Abstract

Transmission loss (TL) computations in littoral areas require a dense spatial and azimuthal grid to achieve acceptable accuracy and detail, which is very slow. This problem of accuracy versus speed led to a new concept, OGRES (Objective Grid/Radials using Environmentally sensitive Selection), which produces sparse, irregular acoustic grids, with controlled accuracy. Recent work to further increase accuracy and efficiency with better metrics and interpolation led to EAGLE (Efficient Acoustic Gridder for Littoral Environments). On each iteration, EAGLE produces an acoustic field with approximately constant spatial uncertainty (hence, iso-deviance), yielding TL predictions with ever-increasing resolution and accuracy. This work adapts EAGLE to ambient noise computations. The Dynamic Ambient Noise Model (DANM) allows accurate, detailed estimation of the mean and variance of ambient noise in both space and time, but its TL computations are too slow for many applications.
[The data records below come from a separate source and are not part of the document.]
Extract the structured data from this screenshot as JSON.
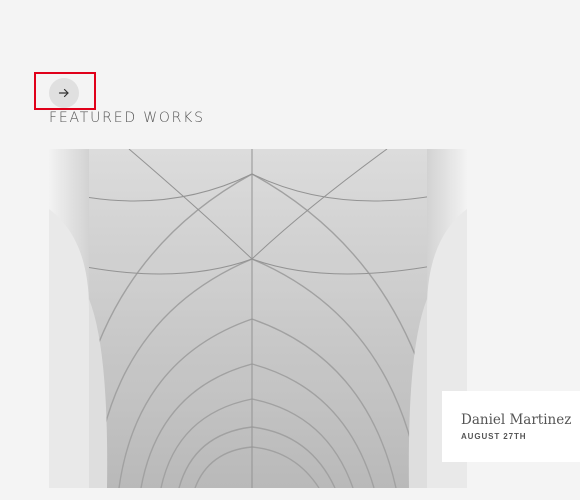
{
  "section": {
    "title": "FEATURED WORKS"
  },
  "navigation": {
    "next_icon": "arrow-right-icon"
  },
  "featured_work": {
    "image_subject": "white gothic vaulted ceiling",
    "author": "Daniel Martinez",
    "date": "AUGUST 27TH"
  },
  "colors": {
    "background": "#f4f4f4",
    "button": "#e0e0e0",
    "highlight": "#e0001a",
    "text": "#555555",
    "card": "#ffffff"
  }
}
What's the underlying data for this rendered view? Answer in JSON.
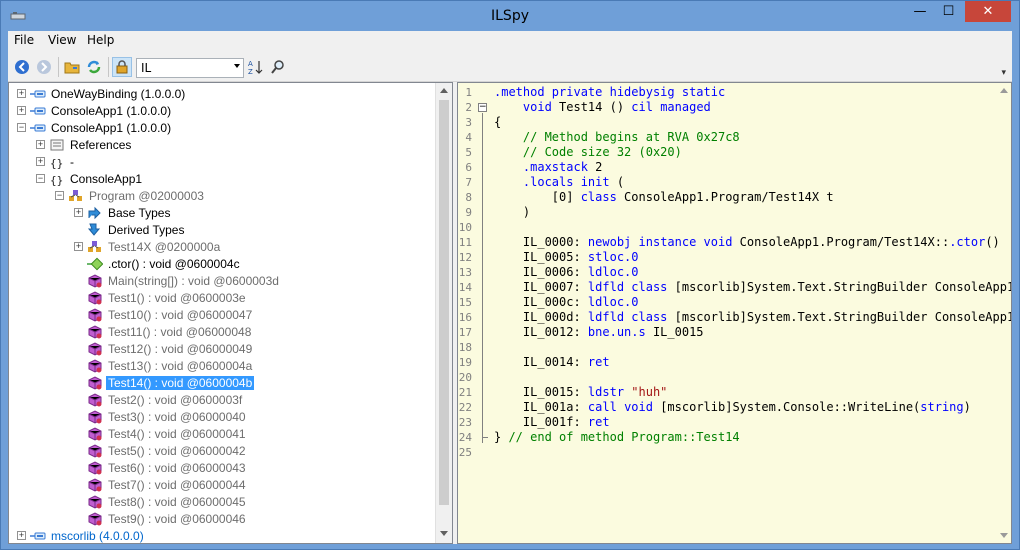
{
  "window": {
    "title": "ILSpy",
    "min_glyph": "—",
    "max_glyph": "☐",
    "close_glyph": "✕"
  },
  "menu": {
    "items": [
      {
        "label": "File"
      },
      {
        "label": "View"
      },
      {
        "label": "Help"
      }
    ]
  },
  "toolbar": {
    "language": "IL"
  },
  "tree": {
    "rows": [
      {
        "label": "OneWayBinding (1.0.0.0)",
        "icon": "assembly-icon",
        "exp": "+",
        "style": ""
      },
      {
        "label": "ConsoleApp1 (1.0.0.0)",
        "icon": "assembly-icon",
        "exp": "+",
        "style": ""
      },
      {
        "label": "ConsoleApp1 (1.0.0.0)",
        "icon": "assembly-icon",
        "exp": "−",
        "style": ""
      },
      {
        "label": "References",
        "icon": "references-icon",
        "exp": "+",
        "style": ""
      },
      {
        "label": "-",
        "icon": "namespace-icon",
        "exp": "+",
        "style": ""
      },
      {
        "label": "ConsoleApp1",
        "icon": "namespace-icon",
        "exp": "−",
        "style": ""
      },
      {
        "label": "Program @02000003",
        "icon": "class-icon",
        "exp": "−",
        "style": "grey"
      },
      {
        "label": "Base Types",
        "icon": "base-types-icon",
        "exp": "+",
        "style": ""
      },
      {
        "label": "Derived Types",
        "icon": "derived-types-icon",
        "exp": "",
        "style": ""
      },
      {
        "label": "Test14X @0200000a",
        "icon": "class-icon",
        "exp": "+",
        "style": "grey"
      },
      {
        "label": ".ctor() : void @0600004c",
        "icon": "ctor-icon",
        "exp": "",
        "style": ""
      },
      {
        "label": "Main(string[]) : void @0600003d",
        "icon": "method-icon",
        "exp": "",
        "style": "grey"
      },
      {
        "label": "Test1() : void @0600003e",
        "icon": "method-icon",
        "exp": "",
        "style": "grey"
      },
      {
        "label": "Test10() : void @06000047",
        "icon": "method-icon",
        "exp": "",
        "style": "grey"
      },
      {
        "label": "Test11() : void @06000048",
        "icon": "method-icon",
        "exp": "",
        "style": "grey"
      },
      {
        "label": "Test12() : void @06000049",
        "icon": "method-icon",
        "exp": "",
        "style": "grey"
      },
      {
        "label": "Test13() : void @0600004a",
        "icon": "method-icon",
        "exp": "",
        "style": "grey"
      },
      {
        "label": "Test14() : void @0600004b",
        "icon": "method-icon",
        "exp": "",
        "style": "selected"
      },
      {
        "label": "Test2() : void @0600003f",
        "icon": "method-icon",
        "exp": "",
        "style": "grey"
      },
      {
        "label": "Test3() : void @06000040",
        "icon": "method-icon",
        "exp": "",
        "style": "grey"
      },
      {
        "label": "Test4() : void @06000041",
        "icon": "method-icon",
        "exp": "",
        "style": "grey"
      },
      {
        "label": "Test5() : void @06000042",
        "icon": "method-icon",
        "exp": "",
        "style": "grey"
      },
      {
        "label": "Test6() : void @06000043",
        "icon": "method-icon",
        "exp": "",
        "style": "grey"
      },
      {
        "label": "Test7() : void @06000044",
        "icon": "method-icon",
        "exp": "",
        "style": "grey"
      },
      {
        "label": "Test8() : void @06000045",
        "icon": "method-icon",
        "exp": "",
        "style": "grey"
      },
      {
        "label": "Test9() : void @06000046",
        "icon": "method-icon",
        "exp": "",
        "style": "grey"
      },
      {
        "label": "mscorlib (4.0.0.0)",
        "icon": "assembly-icon",
        "exp": "+",
        "style": "blue"
      }
    ]
  },
  "code": {
    "lines": [
      [
        {
          "t": ".method private hidebysig static",
          "c": "kw"
        }
      ],
      [
        {
          "t": "    "
        },
        {
          "t": "void",
          "c": "kw"
        },
        {
          "t": " Test14 () "
        },
        {
          "t": "cil managed",
          "c": "kw"
        }
      ],
      [
        {
          "t": "{"
        }
      ],
      [
        {
          "t": "    // Method begins at RVA 0x27c8",
          "c": "cm"
        }
      ],
      [
        {
          "t": "    // Code size 32 (0x20)",
          "c": "cm"
        }
      ],
      [
        {
          "t": "    "
        },
        {
          "t": ".maxstack",
          "c": "kw"
        },
        {
          "t": " 2"
        }
      ],
      [
        {
          "t": "    "
        },
        {
          "t": ".locals init",
          "c": "kw"
        },
        {
          "t": " ("
        }
      ],
      [
        {
          "t": "        [0] "
        },
        {
          "t": "class",
          "c": "kw"
        },
        {
          "t": " ConsoleApp1.Program/Test14X t"
        }
      ],
      [
        {
          "t": "    )"
        }
      ],
      [
        {
          "t": ""
        }
      ],
      [
        {
          "t": "    IL_0000: "
        },
        {
          "t": "newobj",
          "c": "kw"
        },
        {
          "t": " "
        },
        {
          "t": "instance",
          "c": "kw"
        },
        {
          "t": " "
        },
        {
          "t": "void",
          "c": "kw"
        },
        {
          "t": " ConsoleApp1.Program/Test14X::"
        },
        {
          "t": ".ctor",
          "c": "kw"
        },
        {
          "t": "()"
        }
      ],
      [
        {
          "t": "    IL_0005: "
        },
        {
          "t": "stloc.0",
          "c": "kw"
        }
      ],
      [
        {
          "t": "    IL_0006: "
        },
        {
          "t": "ldloc.0",
          "c": "kw"
        }
      ],
      [
        {
          "t": "    IL_0007: "
        },
        {
          "t": "ldfld",
          "c": "kw"
        },
        {
          "t": " "
        },
        {
          "t": "class",
          "c": "kw"
        },
        {
          "t": " [mscorlib]System.Text.StringBuilder ConsoleApp1"
        }
      ],
      [
        {
          "t": "    IL_000c: "
        },
        {
          "t": "ldloc.0",
          "c": "kw"
        }
      ],
      [
        {
          "t": "    IL_000d: "
        },
        {
          "t": "ldfld",
          "c": "kw"
        },
        {
          "t": " "
        },
        {
          "t": "class",
          "c": "kw"
        },
        {
          "t": " [mscorlib]System.Text.StringBuilder ConsoleApp1"
        }
      ],
      [
        {
          "t": "    IL_0012: "
        },
        {
          "t": "bne.un.s",
          "c": "kw"
        },
        {
          "t": " IL_0015"
        }
      ],
      [
        {
          "t": ""
        }
      ],
      [
        {
          "t": "    IL_0014: "
        },
        {
          "t": "ret",
          "c": "kw"
        }
      ],
      [
        {
          "t": ""
        }
      ],
      [
        {
          "t": "    IL_0015: "
        },
        {
          "t": "ldstr",
          "c": "kw"
        },
        {
          "t": " "
        },
        {
          "t": "\"huh\"",
          "c": "str"
        }
      ],
      [
        {
          "t": "    IL_001a: "
        },
        {
          "t": "call",
          "c": "kw"
        },
        {
          "t": " "
        },
        {
          "t": "void",
          "c": "kw"
        },
        {
          "t": " [mscorlib]System.Console::WriteLine("
        },
        {
          "t": "string",
          "c": "kw"
        },
        {
          "t": ")"
        }
      ],
      [
        {
          "t": "    IL_001f: "
        },
        {
          "t": "ret",
          "c": "kw"
        }
      ],
      [
        {
          "t": "} "
        },
        {
          "t": "// end of method Program::Test14",
          "c": "cm"
        }
      ],
      [
        {
          "t": ""
        }
      ]
    ]
  }
}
In the present work, a series of EAGLE acoustic field predictions was used by DANM (and compared to the dense full-grid solution) to determine the relationship between transmission loss uncertainty and noise-field uncertainty for a complex littoral area. An example is presented where approximately an order of magnitude efficiency improvement (over regular grids) is demonstrated. [Work sponsored by ONR under the LADC project.]